Long Island just completed a season in which the joy was palpable. The reason for this jubilation? The Winter That Wasn't.
Last month while getting a wash and cut at a salon in East Setauket, I asked the woman who shampoos my hair what she thought of our nearly no-snow winter. You would have thought I had just asked if she would go on a date with Ryan Reynolds. She gushed at length about how happy she was not to have to deal with all that snow.
Then she regaled me with details of her treacherous driving episodes last year, with the mountains of snow that no one could see around. She had to inch out of intersections to avoid an accident. By the end of my wash, we had formed a bond of mutual snow loathing.
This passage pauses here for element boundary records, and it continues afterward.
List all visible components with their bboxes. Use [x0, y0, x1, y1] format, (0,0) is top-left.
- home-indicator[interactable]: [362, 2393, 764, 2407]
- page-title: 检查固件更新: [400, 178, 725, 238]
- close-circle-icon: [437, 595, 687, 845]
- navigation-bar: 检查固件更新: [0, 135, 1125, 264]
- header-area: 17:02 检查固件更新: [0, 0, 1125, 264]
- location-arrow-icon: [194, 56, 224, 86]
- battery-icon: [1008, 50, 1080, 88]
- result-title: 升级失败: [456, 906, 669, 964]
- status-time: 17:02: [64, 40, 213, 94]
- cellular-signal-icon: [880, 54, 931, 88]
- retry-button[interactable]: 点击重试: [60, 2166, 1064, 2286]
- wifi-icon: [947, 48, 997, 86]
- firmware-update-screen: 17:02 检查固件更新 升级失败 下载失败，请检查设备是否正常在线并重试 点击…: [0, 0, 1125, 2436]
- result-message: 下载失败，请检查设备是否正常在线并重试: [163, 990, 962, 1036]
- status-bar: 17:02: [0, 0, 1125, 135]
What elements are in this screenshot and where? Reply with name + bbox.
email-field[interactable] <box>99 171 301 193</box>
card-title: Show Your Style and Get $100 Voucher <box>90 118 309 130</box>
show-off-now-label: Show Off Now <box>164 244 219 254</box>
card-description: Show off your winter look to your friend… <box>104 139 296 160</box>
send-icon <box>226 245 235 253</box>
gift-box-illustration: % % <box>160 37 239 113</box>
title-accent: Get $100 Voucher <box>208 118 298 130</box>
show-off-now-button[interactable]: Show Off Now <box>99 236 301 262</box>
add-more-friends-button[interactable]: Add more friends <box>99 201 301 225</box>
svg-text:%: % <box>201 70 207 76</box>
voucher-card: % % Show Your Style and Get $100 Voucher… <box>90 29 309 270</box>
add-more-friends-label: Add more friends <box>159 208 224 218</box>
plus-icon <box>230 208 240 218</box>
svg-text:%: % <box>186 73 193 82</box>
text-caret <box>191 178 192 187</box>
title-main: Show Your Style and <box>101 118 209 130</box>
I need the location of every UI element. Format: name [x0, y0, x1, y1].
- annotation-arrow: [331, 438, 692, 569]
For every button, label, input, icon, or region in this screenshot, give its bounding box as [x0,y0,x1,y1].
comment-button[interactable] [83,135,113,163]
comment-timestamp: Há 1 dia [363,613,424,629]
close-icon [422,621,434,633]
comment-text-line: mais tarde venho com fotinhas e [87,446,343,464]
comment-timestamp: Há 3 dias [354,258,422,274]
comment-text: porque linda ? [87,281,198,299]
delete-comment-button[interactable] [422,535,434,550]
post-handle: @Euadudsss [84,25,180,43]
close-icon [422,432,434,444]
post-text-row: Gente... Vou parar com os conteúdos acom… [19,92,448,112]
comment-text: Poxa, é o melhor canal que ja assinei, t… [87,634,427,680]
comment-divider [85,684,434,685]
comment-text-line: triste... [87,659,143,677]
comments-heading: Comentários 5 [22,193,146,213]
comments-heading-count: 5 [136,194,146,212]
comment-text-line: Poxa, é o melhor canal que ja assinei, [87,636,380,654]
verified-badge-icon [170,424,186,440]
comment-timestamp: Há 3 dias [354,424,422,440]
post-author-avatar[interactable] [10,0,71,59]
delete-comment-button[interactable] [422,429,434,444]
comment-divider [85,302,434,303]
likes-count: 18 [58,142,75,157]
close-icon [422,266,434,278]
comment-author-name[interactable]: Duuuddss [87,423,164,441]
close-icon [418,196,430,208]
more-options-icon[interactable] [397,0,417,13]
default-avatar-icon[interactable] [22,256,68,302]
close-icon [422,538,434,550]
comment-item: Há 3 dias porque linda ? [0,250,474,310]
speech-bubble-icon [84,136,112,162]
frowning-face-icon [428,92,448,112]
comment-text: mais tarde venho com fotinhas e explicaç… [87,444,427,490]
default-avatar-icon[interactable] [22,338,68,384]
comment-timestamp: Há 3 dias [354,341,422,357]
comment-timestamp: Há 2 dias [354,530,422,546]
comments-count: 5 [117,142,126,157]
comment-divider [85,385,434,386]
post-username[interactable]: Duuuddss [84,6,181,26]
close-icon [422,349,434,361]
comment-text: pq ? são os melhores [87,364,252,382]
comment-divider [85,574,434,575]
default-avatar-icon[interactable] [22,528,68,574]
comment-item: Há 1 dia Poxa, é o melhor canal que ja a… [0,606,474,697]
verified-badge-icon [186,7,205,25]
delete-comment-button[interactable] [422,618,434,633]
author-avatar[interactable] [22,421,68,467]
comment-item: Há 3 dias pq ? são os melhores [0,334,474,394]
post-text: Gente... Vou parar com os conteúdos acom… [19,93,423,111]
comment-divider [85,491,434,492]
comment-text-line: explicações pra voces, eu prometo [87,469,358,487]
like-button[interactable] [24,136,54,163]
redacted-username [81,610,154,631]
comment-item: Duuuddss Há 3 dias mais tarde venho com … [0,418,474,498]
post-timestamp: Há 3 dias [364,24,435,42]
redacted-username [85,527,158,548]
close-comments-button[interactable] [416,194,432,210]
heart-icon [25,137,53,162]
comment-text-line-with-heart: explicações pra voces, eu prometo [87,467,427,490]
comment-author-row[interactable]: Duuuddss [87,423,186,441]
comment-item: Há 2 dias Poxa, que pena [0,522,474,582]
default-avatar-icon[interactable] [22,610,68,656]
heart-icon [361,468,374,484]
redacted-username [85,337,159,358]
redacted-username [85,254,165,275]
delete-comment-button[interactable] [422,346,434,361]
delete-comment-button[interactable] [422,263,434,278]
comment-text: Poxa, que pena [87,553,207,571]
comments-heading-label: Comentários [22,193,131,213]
My next-door neighbor in South Setauket shared his method of ensuring an almost snowless winter -- he purchased a snowblower last spring. He knew in his Murphy's Law way of thinking that there was a near certainty that there would be little snow if he spent all that money. He never even took it out of the box.
At work this winter, our UPS delivery driver was elated that he couldn't use the word he coined last winter -- "snirt." The constant snowstorms and spreading of dirt and sand formed ugly, messy piles of snow and dirt. I wonder if the folks at Webster's Collegiate Dictionary might consider adding snirt to their next edition. I would take great pride in knowing I witnessed the birth of a word.
Perhaps the greatest thrill this winter on Long Island was saving on fuel to keep our homes toasty warm. The price of heating oil was up this year from last, but most of us needed less fuel because of the warmer weather. I shudder to think what the price and consumption would have been if we had a repeat of last winter's frigid temperatures. And what would that have done to our fragile economy?
Amid all this euphoria, though, there is always the naysayer.
"I grew up in Chicago, and I love snow," said a waitress at our diner in Centereach. "I hate that we didn't have any snow this winter. It's not winter without snow."
And now there are predictions of doom, gloom and pestilence. It seems we happy but hapless Long Islanders must pay for the sins of our warm winter. We have been warned that spring and summer may deliver plentiful insects, earlier allergy attacks, and more algal blooms in our coastal waters. Talk about raining on a parade!
Reader Patricia Schaefer lives in South Setauket.